Eric war ebenfalls irgendwo hinter ihr.
Zornig schüttelte sie den Kopf. »Ich suche Odette!«
»Ha! Meine Rede!« Eric beschleunigte, sodass er nun auf der anderen Seite neben ihr herlief.
Mila sah ihn wütend an. Mittlerweile geriet sie außer Atem. Sie wollte ihre Schritte trotzdem noch einmal beschleunigen.
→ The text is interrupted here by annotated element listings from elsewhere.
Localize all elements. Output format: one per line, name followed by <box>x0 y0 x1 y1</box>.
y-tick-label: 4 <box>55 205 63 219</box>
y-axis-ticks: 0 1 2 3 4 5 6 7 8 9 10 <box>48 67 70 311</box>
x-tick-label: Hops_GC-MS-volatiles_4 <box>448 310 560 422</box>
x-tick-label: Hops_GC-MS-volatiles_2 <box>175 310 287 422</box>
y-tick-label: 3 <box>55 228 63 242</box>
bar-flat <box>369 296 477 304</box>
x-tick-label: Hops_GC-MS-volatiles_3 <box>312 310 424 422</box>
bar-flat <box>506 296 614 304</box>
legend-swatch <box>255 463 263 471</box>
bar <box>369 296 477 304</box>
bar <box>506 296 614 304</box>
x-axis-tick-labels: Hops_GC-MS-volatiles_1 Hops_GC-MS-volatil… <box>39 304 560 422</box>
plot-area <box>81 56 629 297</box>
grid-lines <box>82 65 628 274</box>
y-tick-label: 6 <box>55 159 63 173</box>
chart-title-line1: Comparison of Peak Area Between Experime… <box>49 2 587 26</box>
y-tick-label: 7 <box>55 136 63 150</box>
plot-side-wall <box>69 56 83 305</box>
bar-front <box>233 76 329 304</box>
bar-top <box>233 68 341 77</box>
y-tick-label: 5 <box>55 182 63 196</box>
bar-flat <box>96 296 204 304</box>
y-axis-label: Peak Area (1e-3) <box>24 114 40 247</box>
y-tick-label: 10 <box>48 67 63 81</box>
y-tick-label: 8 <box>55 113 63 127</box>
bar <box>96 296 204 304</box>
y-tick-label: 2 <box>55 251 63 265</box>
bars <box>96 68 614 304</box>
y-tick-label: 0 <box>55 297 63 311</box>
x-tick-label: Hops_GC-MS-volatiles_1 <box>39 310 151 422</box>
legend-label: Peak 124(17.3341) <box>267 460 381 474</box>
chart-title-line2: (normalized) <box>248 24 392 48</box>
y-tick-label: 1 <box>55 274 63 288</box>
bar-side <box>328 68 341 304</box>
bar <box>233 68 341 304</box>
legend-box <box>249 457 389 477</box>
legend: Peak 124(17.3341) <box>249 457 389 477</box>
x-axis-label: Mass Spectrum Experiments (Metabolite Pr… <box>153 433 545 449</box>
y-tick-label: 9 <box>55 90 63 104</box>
Nicholas jedoch packte sie am Arm und zwang sie, stehen zu bleiben. »Mila! Du darfst nicht zu Odette!« Er sah blass aus, extrem beunruhigt, genau so wie vorhin auf der Dachterrasse, kurz bevor der Schuss gefallen war.
»Lass sie!«, schnauzte Eric ihn an.
Im selben Moment entriss Mila Nicholas ihren Arm.
»Du darfst auf keinen Fall zu Odette!« Nicholas’ Stimme war fest, aber in seinen Augen flackerte es unheilvoll.
Mila versuchte, schlau aus ihm zu werden. Wenn er sie daran hindern wollte, zu der Obdachlosen zu gehen, konnte das eigentlich nur bedeuten, dass Odette etwas wusste, das sie seiner Meinung nach nicht erfahren sollte. Andererseits: Er wirkte wirklich besorgt. Was sie allerdings nicht erkennen konnte, war, ob ihretwegen oder weil er Caruels Plan in Gefahr sah.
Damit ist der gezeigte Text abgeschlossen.